Solving Two Problems: 500 kg Cart on a 9 m Loop-the-Loop

[jromega3]

Homework Statement

The two problems below are related to a cart of mass M = 500 kg going around a circular loop-the-loop of radius R = 9 m, as shown in the figures. Assume that friction can be ignored. Also assume that, in order for the cart to negotiate the loop safely, the normal force exerted by the track on the cart at the top of the loop must be at least equal to 0.4 times the weight of the cart. (Note: This is different from the conditions needed to "just negotiate" the loop.) You may treat the cart as a point particle.

Homework Equations

The Attempt at a Solution

 

[djeitnstine]

What are you solving for and where is your attempt?

 

[nlightner]

I would approach this problem by first analyzing the given conditions and assumptions. The fact that friction can be ignored simplifies the problem and allows us to focus on the forces acting on the cart. The normal force exerted by the track on the cart at the top of the loop is an important factor to consider, as it determines the safety of the cart's movement.

Next, I would use the equation F = ma to calculate the centripetal force needed for the cart to safely negotiate the loop. This force must be equal to the sum of the weight of the cart (mg) and the normal force (N) at the top of the loop. Therefore, the equation can be written as F = mg + N.

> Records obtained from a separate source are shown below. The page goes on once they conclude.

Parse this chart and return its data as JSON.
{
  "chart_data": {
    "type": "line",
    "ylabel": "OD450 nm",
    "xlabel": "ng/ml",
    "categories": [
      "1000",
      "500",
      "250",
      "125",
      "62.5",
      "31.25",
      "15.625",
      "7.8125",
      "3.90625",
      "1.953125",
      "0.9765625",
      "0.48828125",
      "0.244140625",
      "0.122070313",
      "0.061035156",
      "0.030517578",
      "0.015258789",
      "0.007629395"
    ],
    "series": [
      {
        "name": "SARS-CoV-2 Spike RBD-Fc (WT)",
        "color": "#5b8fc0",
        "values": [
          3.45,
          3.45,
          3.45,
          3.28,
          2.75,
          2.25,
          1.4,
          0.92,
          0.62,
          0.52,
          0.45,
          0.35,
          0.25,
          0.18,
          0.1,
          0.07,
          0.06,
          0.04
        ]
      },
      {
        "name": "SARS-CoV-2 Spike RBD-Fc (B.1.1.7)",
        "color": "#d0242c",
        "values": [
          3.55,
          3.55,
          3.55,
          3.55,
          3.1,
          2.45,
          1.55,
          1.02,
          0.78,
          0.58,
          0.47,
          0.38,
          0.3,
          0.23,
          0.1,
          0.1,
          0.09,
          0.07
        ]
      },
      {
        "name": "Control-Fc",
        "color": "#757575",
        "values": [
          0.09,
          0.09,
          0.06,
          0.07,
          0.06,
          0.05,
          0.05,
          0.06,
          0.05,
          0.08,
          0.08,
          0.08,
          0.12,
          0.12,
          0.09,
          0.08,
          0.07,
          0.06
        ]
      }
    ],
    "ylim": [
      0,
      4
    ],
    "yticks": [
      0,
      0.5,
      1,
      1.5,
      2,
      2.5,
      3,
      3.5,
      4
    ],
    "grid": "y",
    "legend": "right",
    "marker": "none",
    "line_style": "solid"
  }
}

Using the given condition that N ≥ 0.4mg, we can rearrange the equation to solve for the minimum speed (v) needed for the cart to safely negotiate the loop:

v ≥ √(gR(1+0.4))

This equation gives us the minimum speed needed for the cart to safely complete the loop-the-loop. However, we also need to consider the maximum speed that the cart can have without losing contact with the track. This can be determined using the equation v = √(gR), which gives us the speed at which the normal force is equal to zero.

Therefore, the range of speeds that the cart can safely travel at is √(gR) ≤ v ≤ √(gR(1+0.4)). This range can be used to determine the maximum and minimum kinetic energies of the cart as it travels around the loop.

In conclusion, by analyzing the forces acting on the cart and using equations to calculate the minimum and maximum speeds, we can ensure that the cart safely negotiates the loop-the-loop while also considering the maximum kinetic energy that it can have without losing contact with the track. This approach can also be applied to similar problems involving circular motion and safety considerations.